Ca-rich ilvaite-epidote-hydrogarnet endoskarns: A record of late-magmatic fluid influx into the persodic Ilímaussaq complex, South Greenland

Abstract

Endoskarn assemblages involving the Ca-silicates ilvaite, epidote and Ca-rich garnet occur along fracture zones in the persodic Ilímaussaq intrusion, South Greenland. The 1·16 Ga intrusion solidified at a depth of about 3-4 km, below a cover of sandstones and pillow-basalts of the Eriksfjord Formation. In contrast to typical skarn assemblages, the Ilímaussaq endoskarns contain albite as a main phase and they did not form in metacarbonate rocks, as these are completely lacking in the vicinity of Ilímaussaq. Instead, they record late- to post-magmatic interaction of possibly external Ca-rich fluids with the alkaline to agpaitic magmatic rocks. Accordingly, endoskarn textures clearly reflect the magmatic textures of the precursor rocks. Phase relations in two endoskarn varieties with epidote + albite + andradite-rich garnet ± ilvaite ± retrograde prehnite suggest their formation at about 500°C at high oxygen fugacities slightly above the hematite-magnetite oxygen buffer [FMQ (fayalite-magnetite-quartz) + 5 to FMQ + 7] with later small modifications as a result of fluid influx or cooling of the original fluid at about 300-350°C (formation of prehnite) and at about 200-250°C (oxygen isotopic re-equilibration of the albite).
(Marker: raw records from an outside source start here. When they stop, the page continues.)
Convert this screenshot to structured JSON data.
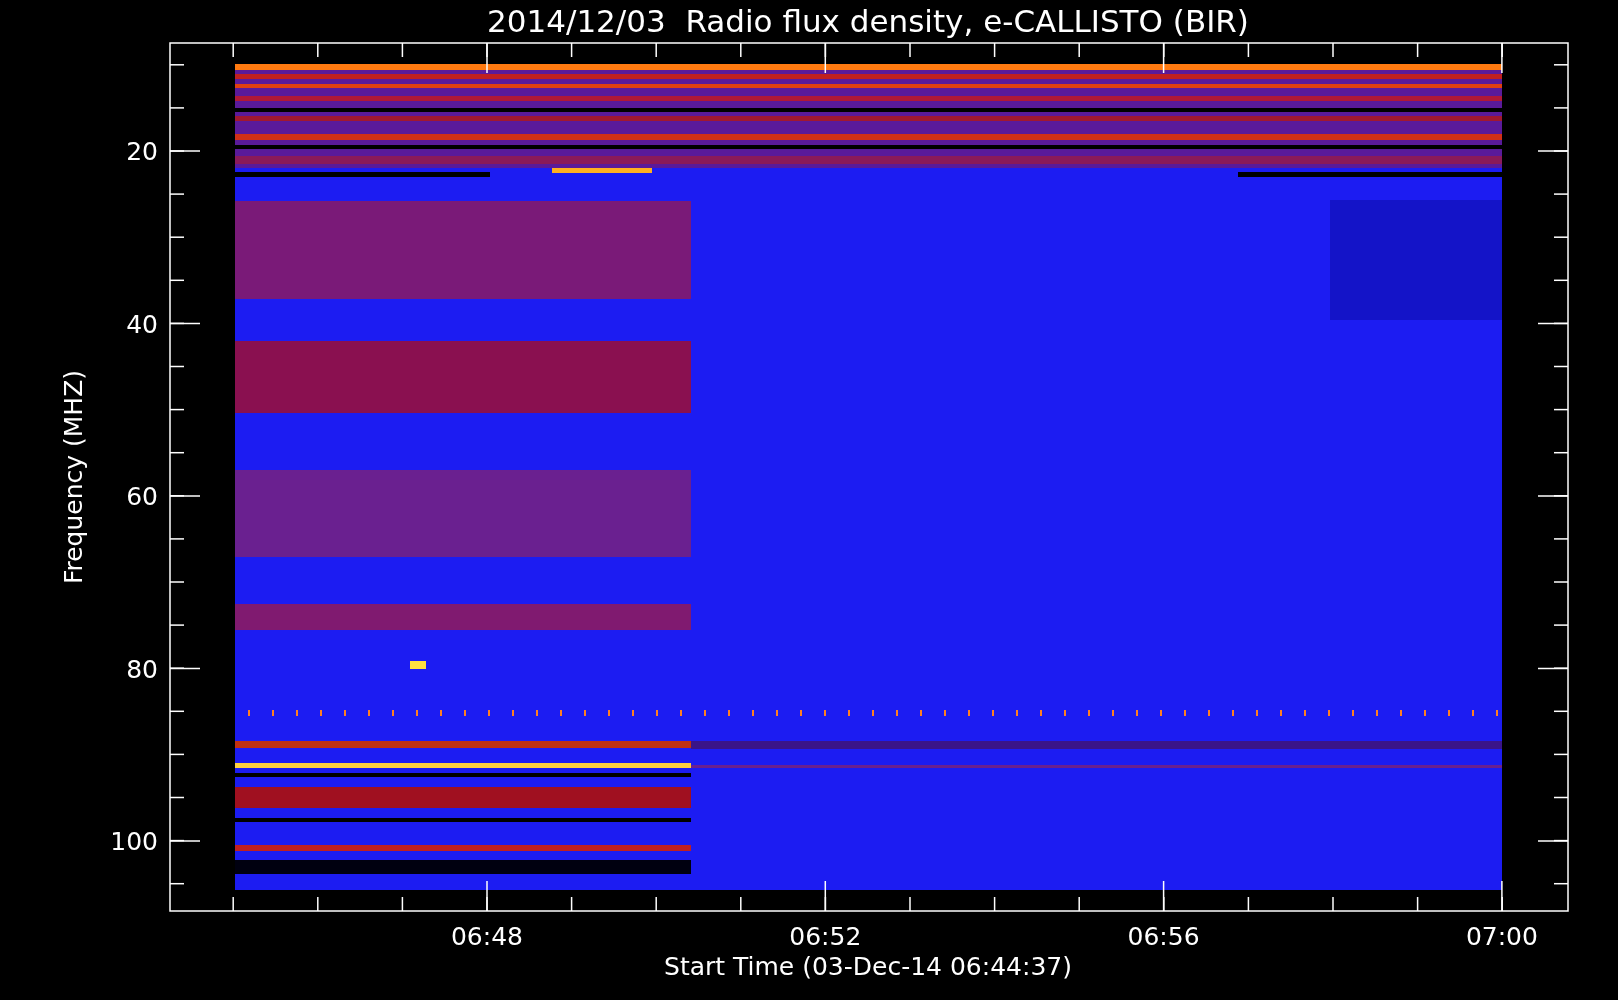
{
  "title": "2014/12/03  Radio flux density, e-CALLISTO (BIR)",
  "y_axis": {
    "label": "Frequency (MHZ)",
    "ticks": [
      "20",
      "40",
      "60",
      "80",
      "100"
    ]
  },
  "x_axis": {
    "label": "Start Time (03-Dec-14 06:44:37)",
    "ticks": [
      "06:48",
      "06:52",
      "06:56",
      "07:00"
    ]
  }
}
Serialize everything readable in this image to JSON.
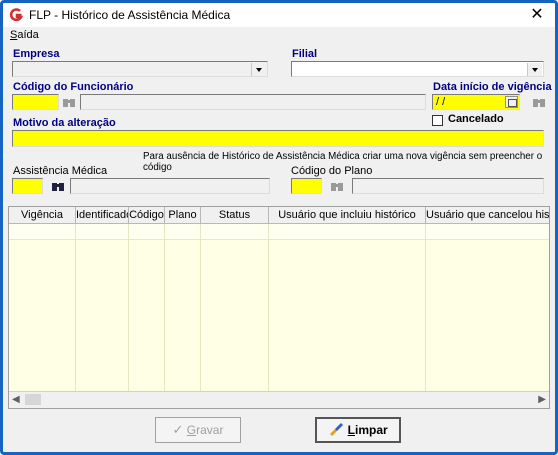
{
  "window": {
    "title": "FLP - Histórico de Assistência Médica",
    "close_glyph": "✕"
  },
  "menu": {
    "first_letter": "S",
    "rest": "aída"
  },
  "empresa": {
    "label": "Empresa",
    "value": ""
  },
  "filial": {
    "label": "Filial",
    "value": ""
  },
  "funcionario": {
    "label": "Código do Funcionário",
    "code": "",
    "name": ""
  },
  "vigencia": {
    "label": "Data início de vigência",
    "value": " / /"
  },
  "cancelado": {
    "label": "Cancelado",
    "checked": false
  },
  "motivo": {
    "label": "Motivo da alteração",
    "value": ""
  },
  "hint": "Para ausência de Histórico de Assistência Médica criar uma nova vigência sem preencher o código",
  "assistencia": {
    "label": "Assistência Médica",
    "code": "",
    "name": ""
  },
  "plano": {
    "label": "Código do Plano",
    "code": "",
    "name": ""
  },
  "grid": {
    "columns": [
      "Vigência",
      "Identificador",
      "Código",
      "Plano",
      "Status",
      "Usuário que incluiu histórico",
      "Usuário que cancelou histórico"
    ],
    "rows": []
  },
  "buttons": {
    "gravar": {
      "first_letter": "G",
      "rest": "ravar",
      "enabled": false
    },
    "limpar": {
      "first_letter": "L",
      "rest": "impar",
      "enabled": true
    }
  },
  "colors": {
    "required_field": "#ffff00",
    "label_blue": "#000080",
    "frame_border": "#1565c0",
    "grid_bg": "#ffffe6"
  }
}
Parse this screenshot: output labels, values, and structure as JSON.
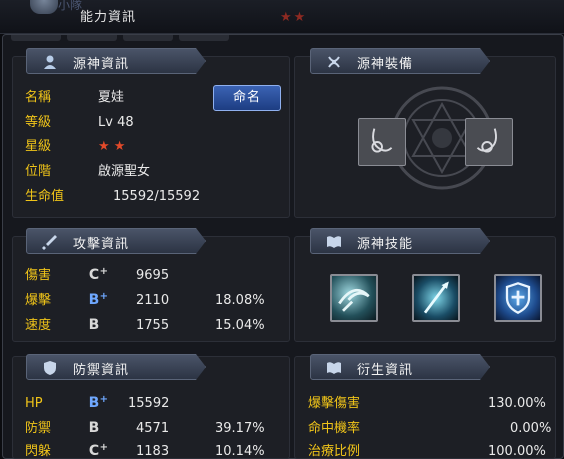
{
  "window": {
    "title": "能力資訊",
    "ghost_text": "小隊"
  },
  "colors": {
    "label_yellow": "#f0c419",
    "star_red": "#e34a2a",
    "button_blue": "#2b4f9c",
    "header_blue": "#3e4a60"
  },
  "source_info": {
    "header": "源神資訊",
    "icon": "person-icon",
    "rename_button": "命名",
    "rows": [
      {
        "label": "名稱",
        "value": "夏娃"
      },
      {
        "label": "等級",
        "value": "Lv 48"
      },
      {
        "label": "星級",
        "stars": 2
      },
      {
        "label": "位階",
        "value": "啟源聖女"
      },
      {
        "label": "生命值",
        "value": "15592/15592"
      }
    ]
  },
  "source_equipment": {
    "header": "源神裝備",
    "icon": "knot-icon",
    "slots": [
      "ring-slot-icon",
      "ring-slot-icon"
    ]
  },
  "attack_info": {
    "header": "攻擊資訊",
    "icon": "sword-icon",
    "rows": [
      {
        "label": "傷害",
        "grade": "C+",
        "value": "9695",
        "percent": ""
      },
      {
        "label": "爆擊",
        "grade": "B+",
        "value": "2110",
        "percent": "18.08%"
      },
      {
        "label": "速度",
        "grade": "B",
        "value": "1755",
        "percent": "15.04%"
      }
    ]
  },
  "source_skills": {
    "header": "源神技能",
    "icon": "book-icon",
    "skills": [
      "whirlwind-skill-icon",
      "ice-spear-skill-icon",
      "holy-shield-skill-icon"
    ]
  },
  "defense_info": {
    "header": "防禦資訊",
    "icon": "shield-icon",
    "rows": [
      {
        "label": "HP",
        "grade": "B+",
        "value": "15592",
        "percent": ""
      },
      {
        "label": "防禦",
        "grade": "B",
        "value": "4571",
        "percent": "39.17%"
      },
      {
        "label": "閃躲",
        "grade": "C+",
        "value": "1183",
        "percent": "10.14%"
      }
    ]
  },
  "derived_info": {
    "header": "衍生資訊",
    "icon": "book-icon",
    "rows": [
      {
        "label": "爆擊傷害",
        "value": "130.00%"
      },
      {
        "label": "命中機率",
        "value": "0.00%"
      },
      {
        "label": "治療比例",
        "value": "100.00%"
      }
    ]
  }
}
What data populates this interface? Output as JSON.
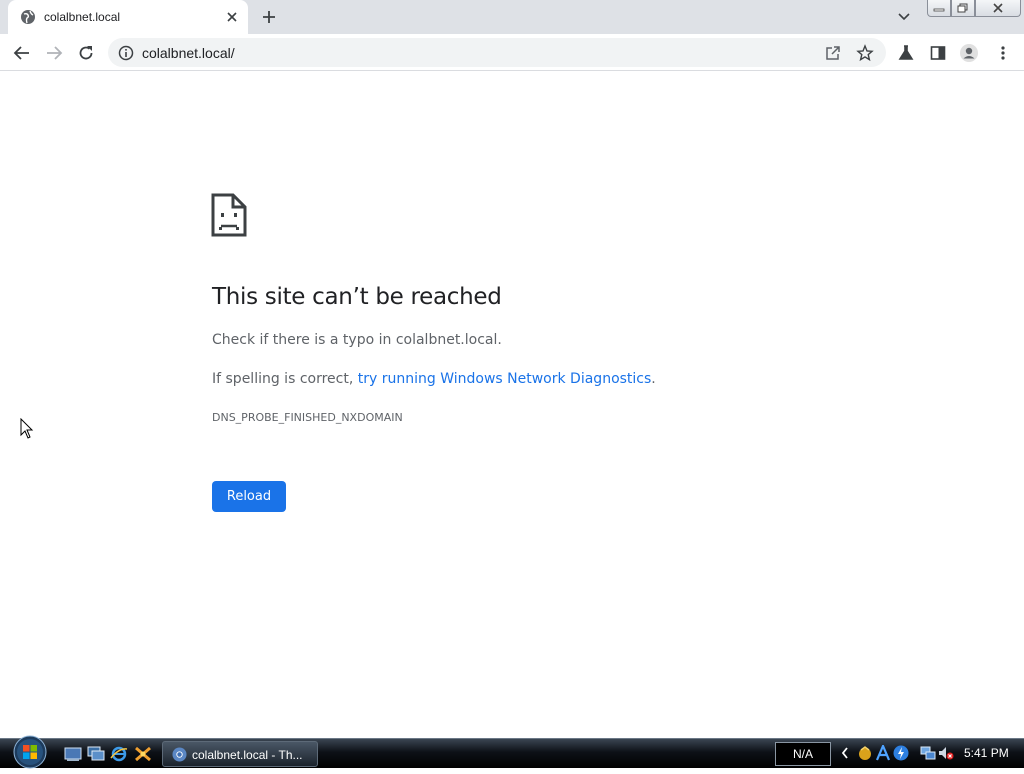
{
  "tab": {
    "title": "colalbnet.local"
  },
  "omnibox": {
    "url": "colalbnet.local/"
  },
  "error": {
    "title": "This site can’t be reached",
    "line1": "Check if there is a typo in colalbnet.local.",
    "line2_prefix": "If spelling is correct, ",
    "line2_link": "try running Windows Network Diagnostics",
    "line2_suffix": ".",
    "code": "DNS_PROBE_FINISHED_NXDOMAIN",
    "reload_label": "Reload"
  },
  "taskbar": {
    "window_label": "colalbnet.local - Th...",
    "language": "N/A",
    "clock": "5:41 PM"
  },
  "colors": {
    "accent": "#1a73e8",
    "text": "#202124",
    "muted": "#5f6368"
  }
}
One model for the formation of the observed assemblages is the decomposition of Ca-bearing minerals, such as primary eudialyte, clinopyroxene or ternary feldspar, and redistribution of the Ca by a metasomatizing late-magmatic fluid. Stable isotope (O, H) investigations, however, favour a model in which seawater was the metasomatizing fluid, which entered the Eriksfjord basalts above the intrusion, reacted with them (spilitization) and brought about 10-3 mol/l Ca along fractures into the metasomatized rocks. Fluid-rock interaction in the Eriksfjord basalts is documented by abundant chlorite-epidote-quartz assemblages; high fluid/rock ratios allowed the fluid to retain its seawater oxygen isotope composition. © The Author 2007. Published by Oxford University Press. All rights reserved.